# Pab vs. Pg



## Blu1913 (Oct 12, 2006)

Can someone give me the simple version of the difference between Pabsolute and P gage? Im looking to understand it, not just know how to do it. Its just not clicking why there are two types of pressure... I understand gage is the pressure you would measure at a depth, but why do i need to care about absolute?


----------



## petergibbons (Oct 12, 2006)

Pabs = Patm + Pgage


----------



## MetroRAFB (Oct 12, 2006)

What he said. If you're concerned with deltaP it won't matter.


----------



## FusionWhite (Oct 12, 2006)

I had this same problem for a long time and it finally clicked for me one day. Ill try to explain it how I understand it but my reasoning may be a little screwy.

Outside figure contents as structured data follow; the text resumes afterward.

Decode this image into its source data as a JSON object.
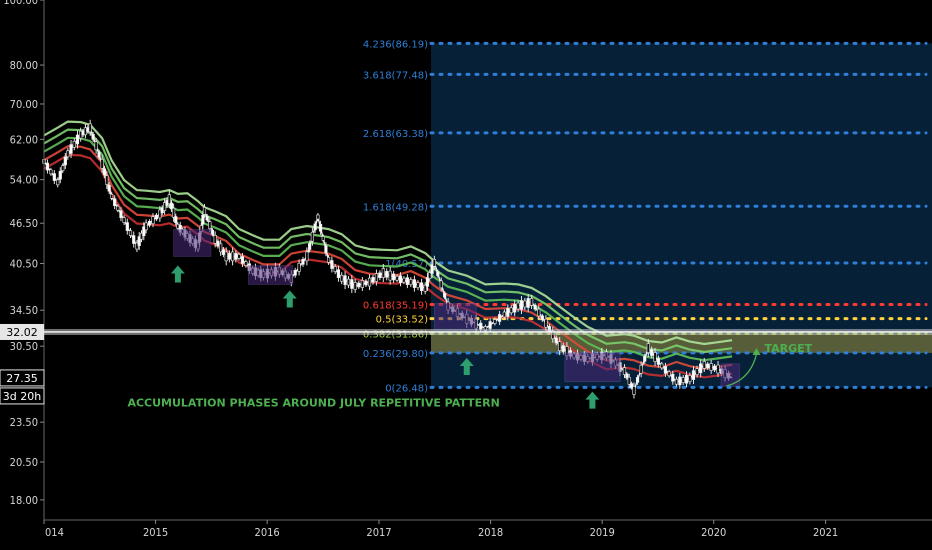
{
  "chart_data": {
    "type": "line",
    "title": "",
    "y_scale": "log",
    "ylim": [
      16.8,
      100
    ],
    "xlim": [
      "2014-01-01",
      "2021-12-15"
    ],
    "y_ticks": [
      "100.00",
      "80.00",
      "70.00",
      "62.00",
      "54.00",
      "46.50",
      "40.50",
      "34.50",
      "30.50",
      "23.50",
      "20.50",
      "18.00"
    ],
    "x_ticks": [
      {
        "label": "014",
        "date": "2014-01-01"
      },
      {
        "label": "2015",
        "date": "2015-01-01"
      },
      {
        "label": "2016",
        "date": "2016-01-01"
      },
      {
        "label": "2017",
        "date": "2017-01-01"
      },
      {
        "label": "2018",
        "date": "2018-01-01"
      },
      {
        "label": "2019",
        "date": "2019-01-01"
      },
      {
        "label": "2020",
        "date": "2020-01-01"
      },
      {
        "label": "2021",
        "date": "2021-01-01"
      }
    ],
    "price_marker": {
      "price": 32.02,
      "label": "32.02",
      "color": "#ffffff"
    },
    "last_price": {
      "price": 27.35,
      "label": "27.35",
      "countdown": "3d 20h"
    },
    "price_path": [
      [
        "2014-01-01",
        57.5
      ],
      [
        "2014-02-15",
        53.5
      ],
      [
        "2014-03-20",
        59
      ],
      [
        "2014-05-01",
        63
      ],
      [
        "2014-06-01",
        64.5
      ],
      [
        "2014-07-10",
        57
      ],
      [
        "2014-08-10",
        51
      ],
      [
        "2014-09-20",
        47
      ],
      [
        "2014-11-01",
        43
      ],
      [
        "2014-12-01",
        46
      ],
      [
        "2015-01-15",
        48
      ],
      [
        "2015-02-15",
        50.5
      ],
      [
        "2015-03-15",
        46
      ],
      [
        "2015-04-15",
        44.5
      ],
      [
        "2015-05-20",
        43
      ],
      [
        "2015-06-10",
        48.5
      ],
      [
        "2015-07-15",
        44
      ],
      [
        "2015-08-20",
        41.5
      ],
      [
        "2015-10-01",
        41.5
      ],
      [
        "2015-11-15",
        39.5
      ],
      [
        "2015-12-20",
        39
      ],
      [
        "2016-02-10",
        39.5
      ],
      [
        "2016-03-20",
        38.5
      ],
      [
        "2016-05-10",
        41.5
      ],
      [
        "2016-06-15",
        47.5
      ],
      [
        "2016-07-20",
        41
      ],
      [
        "2016-09-01",
        38.5
      ],
      [
        "2016-10-15",
        37.5
      ],
      [
        "2016-12-01",
        38
      ],
      [
        "2017-01-15",
        39.2
      ],
      [
        "2017-03-01",
        38.5
      ],
      [
        "2017-04-15",
        38
      ],
      [
        "2017-06-01",
        37.2
      ],
      [
        "2017-07-01",
        40.6
      ],
      [
        "2017-08-15",
        35
      ],
      [
        "2017-10-15",
        33.5
      ],
      [
        "2017-12-15",
        32.4
      ],
      [
        "2018-02-15",
        34
      ],
      [
        "2018-04-01",
        35
      ],
      [
        "2018-05-15",
        35.5
      ],
      [
        "2018-07-01",
        33
      ],
      [
        "2018-08-15",
        30.5
      ],
      [
        "2018-10-01",
        29.5
      ],
      [
        "2018-11-15",
        29.2
      ],
      [
        "2019-01-15",
        29.6
      ],
      [
        "2019-03-15",
        28
      ],
      [
        "2019-04-15",
        26.2
      ],
      [
        "2019-06-01",
        30.3
      ],
      [
        "2019-07-15",
        28.5
      ],
      [
        "2019-09-01",
        27
      ],
      [
        "2019-10-15",
        27.3
      ],
      [
        "2019-12-01",
        28.6
      ],
      [
        "2020-01-15",
        28.2
      ],
      [
        "2020-03-01",
        27.35
      ]
    ],
    "ribbons": [
      {
        "color": "#5fbf57",
        "offset": 1.05
      },
      {
        "color": "#7ccf6e",
        "offset": 1.08
      },
      {
        "color": "#aee39a",
        "offset": 1.11
      },
      {
        "color": "#e04a3a",
        "offset": 1.02
      },
      {
        "color": "#c83030",
        "offset": 0.99
      }
    ],
    "fib_levels": [
      {
        "label": "4.236(86.19)",
        "price": 86.19,
        "color": "#2f7fd6"
      },
      {
        "label": "3.618(77.48)",
        "price": 77.48,
        "color": "#2f7fd6"
      },
      {
        "label": "2.618(63.38)",
        "price": 63.38,
        "color": "#2f7fd6"
      },
      {
        "label": "1.618(49.28)",
        "price": 49.28,
        "color": "#2f7fd6"
      },
      {
        "label": "1(40.57)",
        "price": 40.57,
        "color": "#2f7fd6"
      },
      {
        "label": "0.618(35.19)",
        "price": 35.19,
        "color": "#ff3b30"
      },
      {
        "label": "0.5(33.52)",
        "price": 33.52,
        "color": "#ffd23f"
      },
      {
        "label": "0.382(31.86)",
        "price": 31.86,
        "color": "#9ccf3a"
      },
      {
        "label": "0.236(29.80)",
        "price": 29.8,
        "color": "#2f7fd6"
      },
      {
        "label": "0(26.48)",
        "price": 26.48,
        "color": "#2f7fd6"
      }
    ],
    "fib_start_date": "2017-06-20",
    "target_zone": {
      "from_date": "2017-06-20",
      "price_low": 29.8,
      "price_high": 31.86
    },
    "accumulation_boxes": [
      {
        "from": "2015-03-01",
        "to": "2015-07-01",
        "low": 41.5,
        "high": 45.5
      },
      {
        "from": "2015-11-01",
        "to": "2016-03-25",
        "low": 37.7,
        "high": 40.2
      },
      {
        "from": "2017-07-01",
        "to": "2017-11-15",
        "low": 32.3,
        "high": 35.3
      },
      {
        "from": "2018-09-01",
        "to": "2019-03-01",
        "low": 27.0,
        "high": 29.8
      },
      {
        "from": "2020-01-25",
        "to": "2020-03-25",
        "low": 26.6,
        "high": 28.7
      }
    ],
    "arrows": [
      {
        "date": "2015-03-15",
        "price": 39.0
      },
      {
        "date": "2016-03-15",
        "price": 35.8
      },
      {
        "date": "2017-10-15",
        "price": 28.4
      },
      {
        "date": "2018-11-30",
        "price": 25.3
      }
    ],
    "annotations": {
      "accumulation": {
        "text": "ACCUMULATION PHASES AROUND JULY REPETITIVE PATTERN",
        "date": "2014-10-01",
        "price": 24.8,
        "color": "#4caf50"
      },
      "target": {
        "text": "TARGET",
        "date": "2020-06-15",
        "price": 29.9,
        "color": "#4caf50"
      }
    }
  }
}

The definition of Pab and Pgage and Patm is that Pab = Pgage + Patm just for clarification.

Think of an open empty soda can sitting on your desk. The atmospheric pressure is equal inside the can and outside (14.7 psi). Now if you could seal the can the pressure inside the can is still equal to Patm and the pressure outside the can is still Patm. The absolute pressure (Pab) in the can is equal to the Patm. Gauge pressure equals ZERO according to the above equation.

Now lets say you increase the pressure in the can from 14.7 (which is equal to Patm) to 24.7 psi. Pressure outside is still atmospheric (14.7 psi) and there is a pressure gradient of 10 psi from the inside of the can and the atmosphere. This 10 psi gradient is the gage pressure. 14.7 psi of the total pressure in the can is a from the atmosphere and the 10 psi you added is the gage.

Pabs = 24.7

Patm = 14.7

Pgage = 10

That was probably a long and rambling explaination but thats how I remember what gage and absolute are.


----------



## DVINNY (Oct 12, 2006)

Fusion,

excellant post!!!!!!!!!!


----------



## Blu1913 (Oct 12, 2006)

Wow, massive props on the explaination :claps:

Completely makes sense now. Thanks a ton!

:thumbsup:


----------